Court restores confidence in Channel Islands trusts

Business | Published:

Concern about the vulnerability of Guernsey and Jersey trusts has been resolved by a recent landmark Privy Council decision, according to one of the litigators involved in the case.

Nick Robison of Babbé

A Guernsey Court of Appeal decision in 2015 had held that a creditor of a trustee may enforce a debt directly against a trust’s assets, even if the trustee has no right to indemnify itself from the trust assets in order to pay the debt.

The Privy Council overturned this aspect of the Court of Appeal’s judgment, which will bring comfort to settlors who know that the trust’s assets are protected even if a trustee unreasonably incurs a liability or acts in breach of trust (thus invalidating its indemnity).

Nick Robison, of Babbé, and colleague Ian Swan acted for the trustees of the Tchenguiz Discretionary Trust and successfully overturned this aspect of the Court of Appeal decision.

‘This new ruling in the Privy Council has restored confidence in the security of assets held in Jersey and Guernsey trusts,’ he said.

‘The Privy Council decision will prove to be of huge importance to settlors, beneficiaries and trustees across the offshore world but particularly those interested in Jersey and Guernsey law trusts.
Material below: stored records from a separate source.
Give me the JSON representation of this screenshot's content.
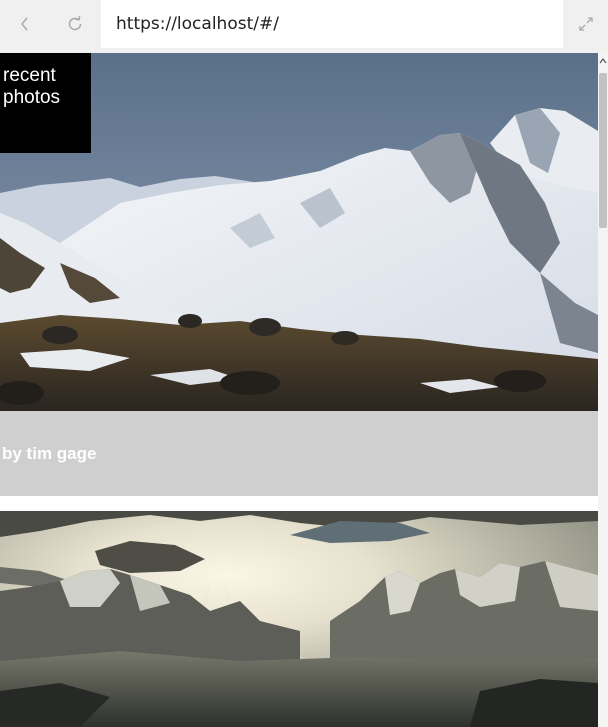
{
  "browser": {
    "back_icon": "chevron-left-icon",
    "refresh_icon": "refresh-icon",
    "expand_icon": "expand-icon",
    "url": "https://localhost/#/"
  },
  "page": {
    "header": "recent photos",
    "photos": [
      {
        "subject": "snowy mountain ridge",
        "caption": "by tim gage"
      },
      {
        "subject": "sunbeams over mountain range",
        "caption": ""
      }
    ]
  },
  "colors": {
    "header_bg": "#000000",
    "caption_bg": "#cfcfcf",
    "caption_text": "#ffffff",
    "toolbar_bg": "#f0f0f0"
  }
}
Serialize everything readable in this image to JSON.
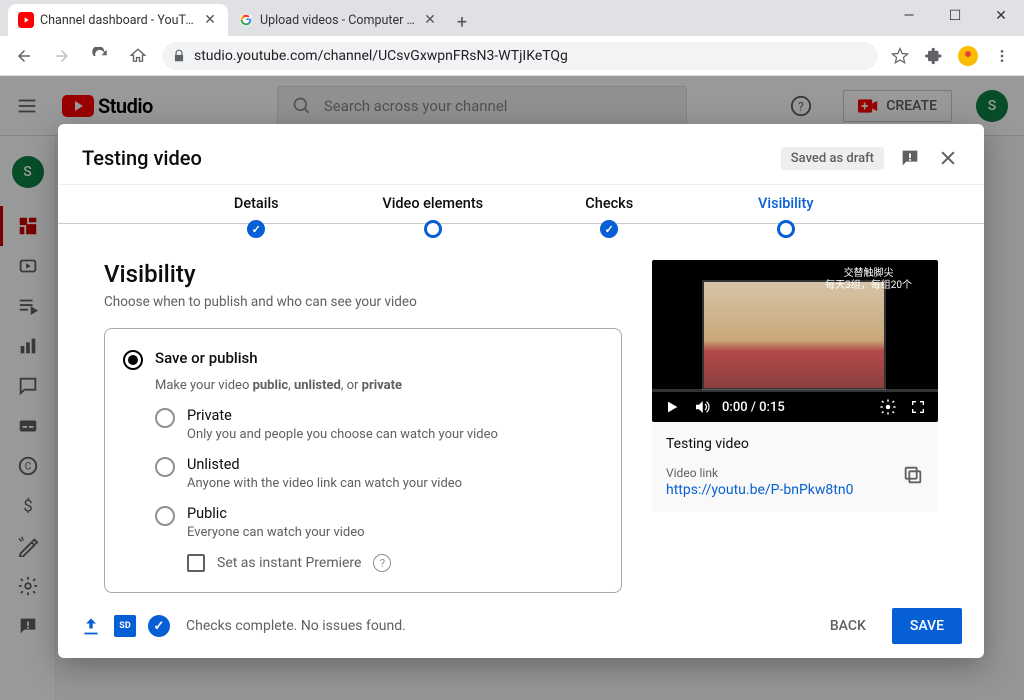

Since the Court of Appeal’s judgment in 2015, there had been concern about the vulnerability of Jersey and Guernsey law trusts but this judgment will give tremendous comfort to those with an interest in those trusts.’
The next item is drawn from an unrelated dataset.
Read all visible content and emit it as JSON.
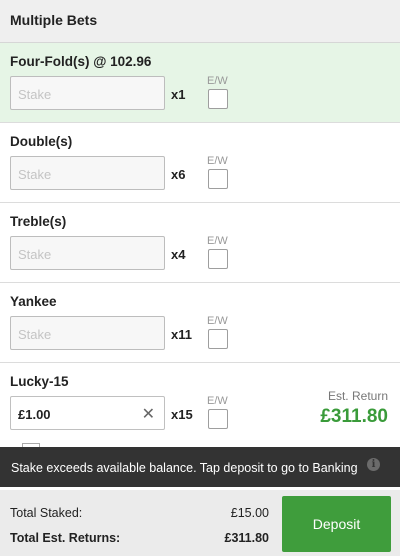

Mr Robison said that the Court of Appeal’s decision had the potential for significant negative effects on the attractiveness of Jersey (and Guernsey) trusts as, apart from potential tax advantages, one of the main purposes of settling assets into an offshore trust was to protect them from hostile creditors.

In this case, high-profile property investor Robert Tchenguiz was a beneficiary of the Tchenguiz Family Trust, which was governed by Jersey law but administered in Guernsey by Investec Trust (Guernsey) Ltd. The creditors were four BVI companies with a very substantial portfolio of investments which had been impacted by both the collapse of Kaupthing Bank and the credit crisis, and which sought to sue Investec for approximately £180m.
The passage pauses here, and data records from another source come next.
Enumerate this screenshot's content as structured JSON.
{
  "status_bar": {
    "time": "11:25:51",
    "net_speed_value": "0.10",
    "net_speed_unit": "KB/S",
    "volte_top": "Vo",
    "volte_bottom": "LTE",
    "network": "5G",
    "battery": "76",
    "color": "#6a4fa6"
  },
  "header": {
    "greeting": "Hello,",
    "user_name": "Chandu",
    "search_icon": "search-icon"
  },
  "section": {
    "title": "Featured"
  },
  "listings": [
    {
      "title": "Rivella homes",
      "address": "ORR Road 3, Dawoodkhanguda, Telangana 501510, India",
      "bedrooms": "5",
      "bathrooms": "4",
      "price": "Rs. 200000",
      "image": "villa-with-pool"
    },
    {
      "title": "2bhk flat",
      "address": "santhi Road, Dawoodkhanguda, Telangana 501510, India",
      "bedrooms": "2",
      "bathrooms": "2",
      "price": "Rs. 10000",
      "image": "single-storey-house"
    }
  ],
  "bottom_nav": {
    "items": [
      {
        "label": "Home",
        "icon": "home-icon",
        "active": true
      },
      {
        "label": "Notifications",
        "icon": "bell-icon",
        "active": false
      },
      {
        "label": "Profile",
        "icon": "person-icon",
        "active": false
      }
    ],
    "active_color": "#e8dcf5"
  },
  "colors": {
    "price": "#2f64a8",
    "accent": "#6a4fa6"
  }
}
The appeal hearing involved a point of law concerning Article 32 of the Trusts (Jersey) Law 1984 which deals with insulating trustees’ personal assets from liabilities to third parties. The Privy Council found that Article 32 can assist the trustees of a Jersey law trust when the extent of their liabilities is subject to litigation before the Royal Court of Guernsey, thereby offering protection to the trustees in respect of their personal assets.

Mr Robison said: ‘Prior to the Privy Council judgment the issue of trustee’s creditor’s rights was unresolved throughout the Commonwealth and it is one of critical, international importance. The judgment will now be considered the leading authority when such matters are considered in other jurisdictions and will be highly persuasive in similar circumstances in other finance centres such as Cayman and the British Virgin Islands.’